Bitcoin: $100,000 crash warnings, $400 million ETF outflows and cycle top debate
Bitcoin's week was filled with some serious drama. From the ominous warnings of a possible $100,000 slump to the recent data pointing to ETF products losing millions, it's been a wild ride. And as for the analysts, they are divided on whether this latest correction is a sign of a cycle top for the main cryptocurrency or just another reset.
Key points:
The most alarming headline came from Bloomberg's Mike McGlone, who suggested Bitcoin could lose as much as $100,000 if the market turns bearish. That call happened at the same time as the market rejected the $113,000 price point, which has now turned into a ceiling after a few failed attempts to break higher. After that, BTC dipped back down to the lower end of its current range, leaving investor sentiment a mixture of hope and uncertainty after the summer rally.
The ETF data didn't help. In just two days, there were $400 million in net outflows from spot Bitcoin funds, which erased gains made earlier in August. The drain raised questions about whether institutional demand is already fading or if the outflows are just a pause before September's macro events. Either way, the timing made the bearish stories that came up again this week seem more convincing.
But the outlook isn't one-sided as a counterargument popped up, saying that a price correction doesn't automatically mean a cycle top. Actually, history shows that these cycles often include sharp dips before going higher. Supporters of this view say that Bitcoin is still way above its July lows and that long-term on-chain metrics still look good.
Equities tied to Bitcoin treasuries also put pressure on the market. According to recent Bitwise data, companies with big BTC holdings are down 75% from their peak valuations. This shows that exposure to digital assets has been rough even for publicly traded firms. The slide makes it seem like institutional holders might still be having a hard time dealing with volatility, even though regulated products have launched.
Shiba Inu : Breakout patterns, "Sparktember" buzz and bearish crossroads
Popular meme coin Shiba Inu spent this week stuck in the same support zone, and the charts are showing a turning point that now may be only a few days away. The price was stable at around $0.0000123, with a floor at $0.00001159 and resistance just under $0.000013. The setup looks like a classic triangle that's about to run out of space.
Key points:
The pattern is clear on the daily chart. SHIB has been stuck between rising lows and falling highs, with volume drying up as both buyers and sellers step aside. That leaves the token waiting for a trigger.

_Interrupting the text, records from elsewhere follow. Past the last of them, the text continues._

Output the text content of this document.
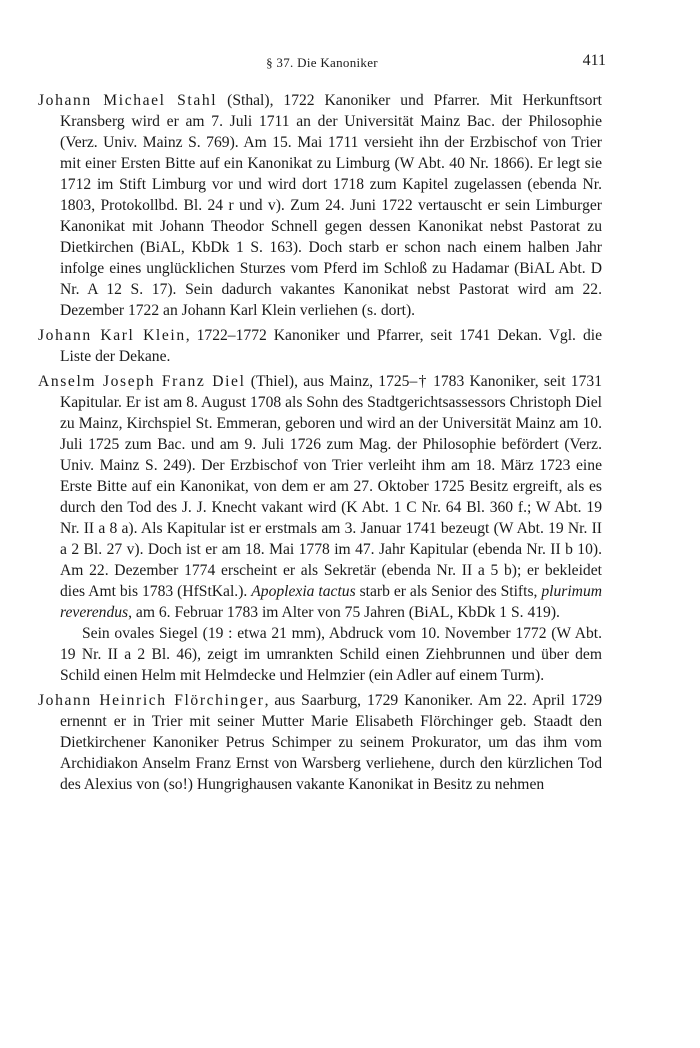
§ 37. Die Kanoniker	411

Johann Michael Stahl (Sthal), 1722 Kanoniker und Pfarrer. Mit Herkunftsort Kransberg wird er am 7. Juli 1711 an der Universität Mainz Bac. der Philosophie (Verz. Univ. Mainz S. 769). Am 15. Mai 1711 versieht ihn der Erzbischof von Trier mit einer Ersten Bitte auf ein Kanonikat zu Limburg (W Abt. 40 Nr. 1866). Er legt sie 1712 im Stift Limburg vor und wird dort 1718 zum Kapitel zugelassen (ebenda Nr. 1803, Protokollbd. Bl. 24 r und v). Zum 24. Juni 1722 vertauscht er sein Limburger Kanonikat mit Johann Theodor Schnell gegen dessen Kanonikat nebst Pastorat zu Dietkirchen (BiAL, KbDk 1 S. 163). Doch starb er schon nach einem halben Jahr infolge eines unglücklichen Sturzes vom Pferd im Schloß zu Hadamar (BiAL Abt. D Nr. A 12 S. 17). Sein dadurch vakantes Kanonikat nebst Pastorat wird am 22. Dezember 1722 an Johann Karl Klein verliehen (s. dort).

Johann Karl Klein, 1722–1772 Kanoniker und Pfarrer, seit 1741 Dekan. Vgl. die Liste der Dekane.

Anselm Joseph Franz Diel (Thiel), aus Mainz, 1725–† 1783 Kanoniker, seit 1731 Kapitular. Er ist am 8. August 1708 als Sohn des Stadtgerichtsassessors Christoph Diel zu Mainz, Kirchspiel St. Emmeran, geboren und wird an der Universität Mainz am 10. Juli 1725 zum Bac. und am 9. Juli 1726 zum Mag. der Philosophie befördert (Verz. Univ. Mainz S. 249). Der Erzbischof von Trier verleiht ihm am 18. März 1723 eine Erste Bitte auf ein Kanonikat, von dem er am 27. Oktober 1725 Besitz ergreift, als es durch den Tod des J. J. Knecht vakant wird (K Abt. 1 C Nr. 64 Bl. 360 f.; W Abt. 19 Nr. II a 8 a). Als Kapitular ist er erstmals am 3. Januar 1741 bezeugt (W Abt. 19 Nr. II a 2 Bl. 27 v). Doch ist er am 18. Mai 1778 im 47. Jahr Kapitular (ebenda Nr. II b 10). Am 22. Dezember 1774 erscheint er als Sekretär (ebenda Nr. II a 5 b); er bekleidet dies Amt bis 1783 (HfStKal.). Apoplexia tactus starb er als Senior des Stifts, plurimum reverendus, am 6. Februar 1783 im Alter von 75 Jahren (BiAL, KbDk 1 S. 419).

Sein ovales Siegel (19 : etwa 21 mm), Abdruck vom 10. November 1772 (W Abt. 19 Nr. II a 2 Bl. 46), zeigt im umrankten Schild einen Ziehbrunnen und über dem Schild einen Helm mit Helmdecke und Helmzier (ein Adler auf einem Turm).

Johann Heinrich Flörchinger, aus Saarburg, 1729 Kanoniker. Am 22. April 1729 ernennt er in Trier mit seiner Mutter Marie Elisabeth Flörchinger geb. Staadt den Dietkirchener Kanoniker Petrus Schimper zu seinem Prokurator, um das ihm vom Archidiakon Anselm Franz Ernst von Warsberg verliehene, durch den kürzlichen Tod des Alexius von (so!) Hungrighausen vakante Kanonikat in Besitz zu nehmen
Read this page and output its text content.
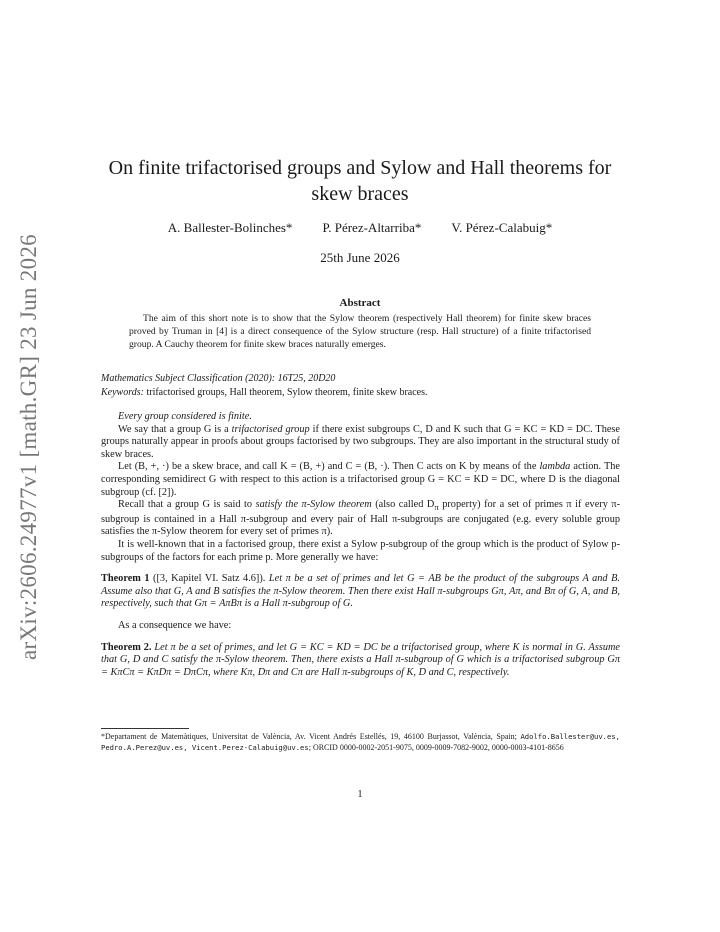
arXiv:2606.24977v1 [math.GR] 23 Jun 2026
On finite trifactorised groups and Sylow and Hall theorems for skew braces
A. Ballester-Bolinches* P. Pérez-Altarriba* V. Pérez-Calabuig*
25th June 2026
Abstract
The aim of this short note is to show that the Sylow theorem (respectively Hall theorem) for finite skew braces proved by Truman in [4] is a direct consequence of the Sylow structure (resp. Hall structure) of a finite trifactorised group. A Cauchy theorem for finite skew braces naturally emerges.
Mathematics Subject Classification (2020): 16T25, 20D20
Keywords: trifactorised groups, Hall theorem, Sylow theorem, finite skew braces.

Every group considered is finite.

We say that a group G is a trifactorised group if there exist subgroups C, D and K such that G = KC = KD = DC. These groups naturally appear in proofs about groups factorised by two subgroups. They are also important in the structural study of skew braces.

Let (B, +, ·) be a skew brace, and call K = (B, +) and C = (B, ·). Then C acts on K by means of the lambda action. The corresponding semidirect G with respect to this action is a trifactorised group G = KC = KD = DC, where D is the diagonal subgroup (cf. [2]).

Recall that a group G is said to satisfy the π-Sylow theorem (also called $D_\pi$ property) for a set of primes π if every π-subgroup is contained in a Hall π-subgroup and every pair of Hall π-subgroups are conjugated (e.g. every soluble group satisfies the π-Sylow theorem for every set of primes π).

It is well-known that in a factorised group, there exist a Sylow p-subgroup of the group which is the product of Sylow p-subgroups of the factors for each prime p. More generally we have:

Theorem 1 ([3, Kapitel VI. Satz 4.6]). Let π be a set of primes and let G = AB be the product of the subgroups A and B. Assume also that G, A and B satisfies the π-Sylow theorem. Then there exist Hall π-subgroups Gπ, Aπ, and Bπ of G, A, and B, respectively, such that Gπ = AπBπ is a Hall π-subgroup of G.

As a consequence we have:

Theorem 2. Let π be a set of primes, and let G = KC = KD = DC be a trifactorised group, where K is normal in G. Assume that G, D and C satisfy the π-Sylow theorem. Then, there exists a Hall π-subgroup of G which is a trifactorised subgroup Gπ = KπCπ = KπDπ = DπCπ, where Kπ, Dπ and Cπ are Hall π-subgroups of K, D and C, respectively.

*Departament de Matemàtiques, Universitat de València, Av. Vicent Andrés Estellés, 19, 46100 Burjassot, València, Spain; Adolfo.Ballester@uv.es, Pedro.A.Perez@uv.es, Vicent.Perez-Calabuig@uv.es; ORCID 0000-0002-2051-9075, 0009-0009-7082-9002, 0000-0003-4101-8656
1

If the floor at $0.00001159 cracks, SHIB could slip toward the $0.000010 level, undoing months of support. However, a break higher through $0.000013 could open up the opportunity for bulls to reach $0.00001698 and potentially even the $0.00002052 zone, which has previously capped off other price surges.
The community's "Sparktember" theme maintained the mood despite a decline in network transactions and engagement on-chain. SHIB accounts on X promoted a calendar of slogans, all tied to the idea of a Q4 rebound.
The risk is that hype alone might not be enough. The technical pressure has been building, and the longer SHIB fails to clear the resistance, the greater the chance of a breakdown. Adding another zero to the SHIB price by dropping under $0.00001 would be a symbolic blow to sentiment, while a pivot higher could spark the first real move since midsummer.
For now, SHIB is still stuck at $0.0000123, but that won't last much longer. The breakout direction will decide if September lives up to its nickname or turns into another failed setup.